お金は掛かっているし、映像は綺麗なんですけど、
なんといいますか・・・。
あんまり面白くないのですよ。
子供たちも大きすぎて可愛くないしねえ。
キャラクターにも魅力がありません。
長男ピーターは鈍感そう。
長女スーザンは泣いているかろくでもない提案をするか、凡庸。
末妹のルーシーは、・・・なんだかねえ。
大文字で子役って感じ。
「オハヨーゴザイマース」とか現場ですごい大声で言いそうなタイプです。
ワル達者すれすれのラインです。
良かったのは、意地悪次男エドマンドですかねえ。
この子は唯一繊細そうでした。

この映画は全体的にすごく退屈で冗長ですけど、
唯一好きだったのは、フォーンのタムナスさん。
ハンサムなんですよ。
セクシーです。
感じいいし。
タムナスさんが画面に出てくるたびに、
失望でささくれだった心が癒される気がしました。
演じているのはジェームス・マカヴォイ氏ですね。

20060310120510.jpg

タムナスさん

タムナスさんは良かったー。
タムナスさんを主演にすればよかったのに。

さて、今日のハルムス。
またもや無題の、子供のための詩です。

パパは眠る
リーザもおなじ
イーリャは まどろんでる めいっぱい
僕は窓の外に目をやった。

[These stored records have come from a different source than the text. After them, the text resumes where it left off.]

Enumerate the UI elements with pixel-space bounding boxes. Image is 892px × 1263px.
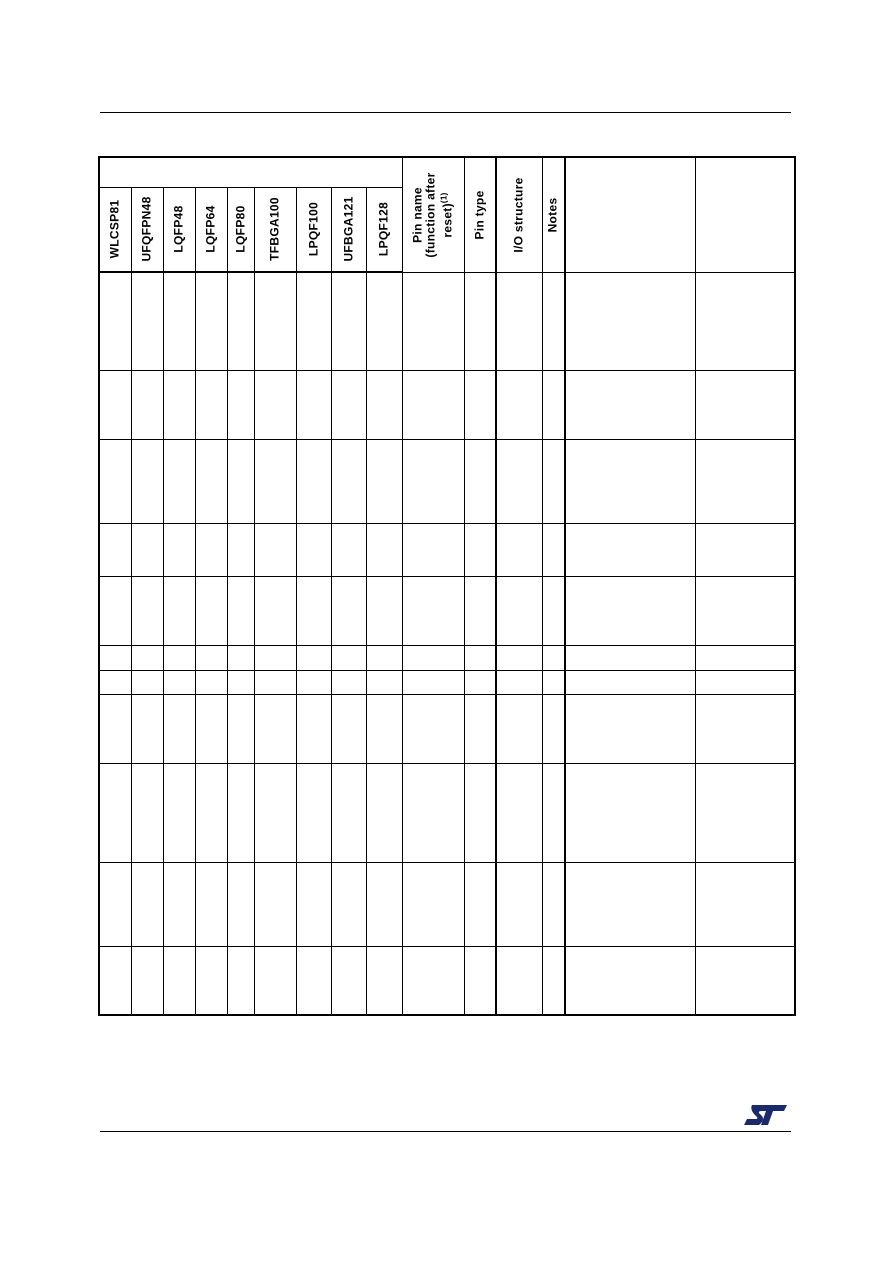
table-cell [163,439,195,523]
table-cell [195,863,227,947]
table-row [99,370,795,439]
package-header-label: LQFP80 [233,205,247,253]
package-header-label: UFBGA121 [341,196,355,262]
table-cell [254,670,296,694]
table-cell [296,646,331,670]
table-cell [99,370,131,439]
table-cell [402,670,464,694]
package-header-lpqf128 [366,187,402,272]
table-cell [296,863,331,947]
table-cell [99,439,131,523]
table-cell [366,439,402,523]
table-cell [195,694,227,763]
table-cell [331,694,366,763]
package-header-lqfp48 [163,187,195,272]
table-cell [331,272,366,370]
table-cell [131,694,163,763]
table-cell [331,370,366,439]
table-cell [227,577,254,646]
table-cell [254,370,296,439]
table-row [99,272,795,370]
table-cell [296,439,331,523]
pin-name-footnote: (1) [439,192,449,203]
table-row [99,694,795,763]
table-cell [695,439,795,523]
table-cell [565,272,695,370]
table-cell [464,763,496,862]
table-cell [496,577,542,646]
table-cell [496,370,542,439]
table-cell [402,577,464,646]
table-cell [464,670,496,694]
table-cell [496,670,542,694]
table-cell [163,694,195,763]
table-cell [99,947,131,1015]
table-cell [163,524,195,577]
table-cell [131,272,163,370]
package-header-lqfp64 [195,187,227,272]
table-cell [163,646,195,670]
table-cell [195,439,227,523]
table-cell [496,646,542,670]
table-cell [99,863,131,947]
table-cell [331,947,366,1015]
table-cell [402,646,464,670]
table-cell [99,646,131,670]
package-header-lqfp80 [227,187,254,272]
table-cell [464,646,496,670]
table-cell [565,670,695,694]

おやまあ!
そこはもう朝、夜じゃない。

こうなったら しかたない
服を脱いで ベッドへ 
眠る 眠る 眠る そして 考える
十時を寝過ごしちゃならないぞ

力あまって
早起きするのは誰。
十時半に 僕に
長靴をはかせてよ。

僕らは心配事にさいなまれる
思い「出」せ ズボンをはきながら
君だって 市電のうしろを
猛スピードで 追いかけるかも

もしかしたら追いつけず
100の溝を飛び越えて
ほかのよく似た 市電のうしろ
猛スピードで まっしぐらかも

(1930)


書かれたのは1930年ですが、発表されたのは、
1990年に、「レニングラード芸術」に掲載されたのが最初。
リーザは妹のエリザヴェータ・イヴァーノヴナ(1914-1994)、
イーリャはユヴァチェフ一家の雇用人である、
リリヤ・アレクサンドロヴナ・スミルニーツカヤ(1942没)のことだそうです。
そういえば、ハルムスは女ばかりいる家に生まれ育ったのです。
お母さんと、伯母さんと、妹二人。
お父さんは不在がちだったようです。